Au fil des pages, on comprend. Au-delà de ses performances sportives, si Best est devenu mythique, c’est aussi parce qu’il incarnait un autre possible en dehors des terrains. « En 1969, disait-il, j’ai arrêté les femmes et l’alcool, ça a été les 20 minutes les plus dures de ma vie. ». Insatiable séducteur, le joueur collectionnait les femmes comme il collectionnait les Jaguars Type E, les Lotus Europa et les Rolls Royce, avec un net penchant pour les grandes blondes. On vit ainsi Georgie aux bras de James Bond girls, d’actrices, de chanteuses, d’hôtesses de l’air, de femmes de bourgeois ou de secrétaires. Le plus souvent il ne s’agit pas de femmes, non, mais bien de créatures hallucinantes tout droit sorties du papier glacé des magazines. Sur les photos, Best et ses conquêtes semblent irréels. Ils incarnent la fureur de vivre, le souvenir d’une époque grandiose où la musique, le sport, la littérature, la mode, la philosophie et la politique s’influençaient mutuellement. Pourquoi les fans de football adoraient-ils George Best ? Car il vivait, en vrai, tous les rêves que l’on pensait inexauçables. A la fin de sa vie, les souvenirs s’amoncelaient. Imbibé d’alcool, le corps bouffi par le laisser-aller mais l’œil demeuré malicieux, l’ancien joueur sillonnait l’Angleterre pour raconter les anecdotes de sa vie dorée. Les Miss constituaient par exemple son péché mignon. Une passion qui donna à la postérité une citation qui résume, à elle seule, tout ce qu’il faut comprendre de Best : « Je n’ai pas couché avec sept miss monde ; seulement quatre. Pour les trois trois autres, je ne suis jamais allé au rendez-vous ! » .

Arrivé à 22 ans au sommet de son art, puis portant à bout de bras un club de Manchester United affaibli par la tragédie de Munich, Best fit rêver l’Angleterre durant onze années. Et puisque Best ne faisait rien comme tout le monde, à 27 ans, il prenait déjà sa retraite. Il avait perdu l’envie de jouer… Deux années durant, entre 1974 et 1976, il jouit sans entrave, enchaînant les fêtes et les conquêtes, apparaissant et disparaissant à sa guise, une fois à Chelsea, l’autre à Manhattan, parfois en Afrique du Sud, souvent en Espagne.

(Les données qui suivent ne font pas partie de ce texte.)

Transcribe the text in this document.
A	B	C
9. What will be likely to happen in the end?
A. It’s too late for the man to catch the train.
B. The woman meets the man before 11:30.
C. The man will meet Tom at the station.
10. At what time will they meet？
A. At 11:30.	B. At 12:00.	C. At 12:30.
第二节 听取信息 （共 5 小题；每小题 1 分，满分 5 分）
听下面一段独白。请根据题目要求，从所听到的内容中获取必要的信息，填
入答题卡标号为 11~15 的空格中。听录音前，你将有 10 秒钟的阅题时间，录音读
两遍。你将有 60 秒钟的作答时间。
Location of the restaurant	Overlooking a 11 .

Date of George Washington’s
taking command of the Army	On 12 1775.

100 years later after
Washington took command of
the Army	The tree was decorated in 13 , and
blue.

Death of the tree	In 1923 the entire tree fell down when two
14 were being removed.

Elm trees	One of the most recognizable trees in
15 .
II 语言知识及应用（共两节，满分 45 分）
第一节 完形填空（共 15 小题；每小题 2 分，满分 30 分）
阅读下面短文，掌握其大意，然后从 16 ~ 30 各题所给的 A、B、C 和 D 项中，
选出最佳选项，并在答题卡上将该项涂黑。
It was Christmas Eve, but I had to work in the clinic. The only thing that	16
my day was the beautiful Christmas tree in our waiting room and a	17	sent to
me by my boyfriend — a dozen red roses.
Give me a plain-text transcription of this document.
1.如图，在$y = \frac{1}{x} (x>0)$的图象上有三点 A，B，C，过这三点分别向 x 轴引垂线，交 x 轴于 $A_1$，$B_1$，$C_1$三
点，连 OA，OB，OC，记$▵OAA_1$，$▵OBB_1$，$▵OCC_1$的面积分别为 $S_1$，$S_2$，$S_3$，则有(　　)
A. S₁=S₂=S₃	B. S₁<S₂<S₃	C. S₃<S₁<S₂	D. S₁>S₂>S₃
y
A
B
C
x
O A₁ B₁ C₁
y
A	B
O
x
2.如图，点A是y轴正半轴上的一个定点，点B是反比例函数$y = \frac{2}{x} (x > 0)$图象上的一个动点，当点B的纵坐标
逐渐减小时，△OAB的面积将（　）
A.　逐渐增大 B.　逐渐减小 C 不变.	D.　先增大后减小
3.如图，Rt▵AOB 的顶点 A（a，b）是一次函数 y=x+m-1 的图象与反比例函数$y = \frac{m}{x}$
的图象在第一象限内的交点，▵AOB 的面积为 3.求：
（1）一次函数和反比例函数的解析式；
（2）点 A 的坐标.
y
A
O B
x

Puis la passion pour son sport le rattrapa. Il partit donc à la conquête de l’Ouest, vers l’Amérique où le soccer naissait à peine, pour un retour à la compétition à Los Angeles, puis à Fort Lauderdale et San José. Toujours au soleil. Aux Etats-Unis, où le niveau était alors plusieurs crans en dessous du championnat anglais, Best avait retrouvé un poids décent. Il arborait désormais une grosse barbe à la Jim Morrison, vivait en bermuda. Le néo-californien semblait revivre : il avait racheté un restaurant, côtoyait les stars hollywoodiennes et marquait des buts sensationnels une fois le week-end venu. Surtout, il pouvait se promener sans qu’une meute de paparazzis ne le pourchasse, découvrait enfin le luxe de l’anonymat retrouvé. De l’autre coté de l’Océan, en Angleterre, on se moquait de Best. Les observateurs disaient qu’il était fini mais bizarrement on espérait tout de même son retour. Les supporters réclamaient ses coups de génie, les tabloïds avaient besoin de dérapages, les groupies convoitaient son corps. Tout le monde demandait Best à corps et à cris ! Alors Georgie revint jouer à Fulham, puis aux Hibs, en Ecosse. Mais sa gloire était passée, son corps trop usé. Sur le terrain, le talent de Best ne s’exprimait plus que par bribes fugaces. Il ne débordait plus avec la même intensité, n’inquiétait plus les défenseurs avec son genou fatigué. Pire, il renouait avec les excès. Pendant ce temps, dans un curieux parallélisme familial, la mère de Georgie, demeurée à Belfast et lassée de voir son fils s’empêtrer dans un style de vie destructeur, commençait à boire…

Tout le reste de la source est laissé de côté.